Tuesday, August 7, 2007: 10:30 AM
C1&2, San Jose McEnery Convention Center
Brian Dennis, Fish and Wildlife Resources, University of Idaho, Moscow, ID, Subhash R. Lele, Department of Mathematical and Statistical Sciences, University of Alberta, Edmonton, AB, Canada and Frithjof Lutscher, Department of Mathematics and Statistics, University of Ottawa, Ottawa, ON, Canada
Hierarchical models are statistical models containing random components in addition to or instead of the usual fixed parameter values. In ecology, specialized applications of hierarchical models are increasing rapidly and take such varied forms as generalized linear models with mixed random and fixed effects, structured population state-space models with observational and process variability, and capture recapture models with randomly varying capture probabilities. To date, fitting such models to data using maximum likelihood (ML) estimation has been difficult, because the likelihood function is an intractable integral for all but the simplest models (usually based on the normal distribution). Instead, the most practical choice of model fitting methods has been the Bayesian approach, for which the integrals can be cleverly bypassed with the Markov chain Monte Carlo (MCMC) simulation algorithms.
This presentation introduces a new statistical computing method to calculate ML estimates and their standard errors for hierarchical statistical models. Although the method uses the Bayesian framework and exploits the computational simplicity of the MCMC algorithms, it provides valid frequentist inferences such as the ML estimates and their standard errors.

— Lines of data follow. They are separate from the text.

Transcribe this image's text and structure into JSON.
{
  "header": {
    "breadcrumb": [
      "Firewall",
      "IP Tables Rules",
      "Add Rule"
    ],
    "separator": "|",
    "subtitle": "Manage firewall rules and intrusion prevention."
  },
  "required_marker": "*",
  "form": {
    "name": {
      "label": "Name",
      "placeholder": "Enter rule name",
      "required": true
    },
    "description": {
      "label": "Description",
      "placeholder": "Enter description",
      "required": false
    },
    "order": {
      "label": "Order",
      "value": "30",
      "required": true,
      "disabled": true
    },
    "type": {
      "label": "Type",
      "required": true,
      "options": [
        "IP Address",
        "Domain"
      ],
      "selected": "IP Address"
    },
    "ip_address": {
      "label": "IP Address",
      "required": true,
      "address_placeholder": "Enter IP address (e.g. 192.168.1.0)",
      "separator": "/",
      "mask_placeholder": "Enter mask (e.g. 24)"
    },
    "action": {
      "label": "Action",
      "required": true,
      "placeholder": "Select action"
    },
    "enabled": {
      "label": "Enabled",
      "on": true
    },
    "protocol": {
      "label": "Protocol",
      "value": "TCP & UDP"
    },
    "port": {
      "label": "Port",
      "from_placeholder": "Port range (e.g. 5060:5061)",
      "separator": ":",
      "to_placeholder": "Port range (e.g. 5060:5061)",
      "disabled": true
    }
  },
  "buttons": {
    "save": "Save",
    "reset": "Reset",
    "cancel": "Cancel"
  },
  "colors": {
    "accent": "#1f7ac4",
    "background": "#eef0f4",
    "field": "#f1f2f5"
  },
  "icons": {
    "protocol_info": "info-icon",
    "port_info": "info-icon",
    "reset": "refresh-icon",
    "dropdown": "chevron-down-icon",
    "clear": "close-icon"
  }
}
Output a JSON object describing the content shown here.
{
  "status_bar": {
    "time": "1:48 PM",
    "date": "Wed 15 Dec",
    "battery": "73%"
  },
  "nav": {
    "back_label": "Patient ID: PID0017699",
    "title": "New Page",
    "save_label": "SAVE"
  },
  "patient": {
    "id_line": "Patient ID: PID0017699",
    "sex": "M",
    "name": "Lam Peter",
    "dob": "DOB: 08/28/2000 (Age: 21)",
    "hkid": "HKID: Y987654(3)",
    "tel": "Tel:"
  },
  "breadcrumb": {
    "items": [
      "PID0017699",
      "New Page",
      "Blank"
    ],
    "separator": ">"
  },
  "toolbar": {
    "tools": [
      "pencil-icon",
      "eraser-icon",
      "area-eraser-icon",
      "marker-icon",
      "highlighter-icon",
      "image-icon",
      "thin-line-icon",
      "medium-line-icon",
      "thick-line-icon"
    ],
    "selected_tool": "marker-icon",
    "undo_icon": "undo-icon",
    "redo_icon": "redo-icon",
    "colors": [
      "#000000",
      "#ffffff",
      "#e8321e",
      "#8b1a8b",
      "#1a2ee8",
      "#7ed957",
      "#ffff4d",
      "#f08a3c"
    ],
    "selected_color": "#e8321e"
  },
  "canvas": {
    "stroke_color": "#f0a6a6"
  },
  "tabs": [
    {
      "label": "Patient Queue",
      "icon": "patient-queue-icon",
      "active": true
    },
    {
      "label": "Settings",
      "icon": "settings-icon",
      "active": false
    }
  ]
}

The inferences are completely invariant to the choice of the prior distributions and therefore avoid the inherent subjectivity of the Bayesian approach. The method is easily implemented using standard MCMC software ("WinBUGS", etc.).
The method is illustrated with two ecological examples for which ML estimation has formerly been problematic. The two models are non-linear population dynamics models containing process noise as well as observation error.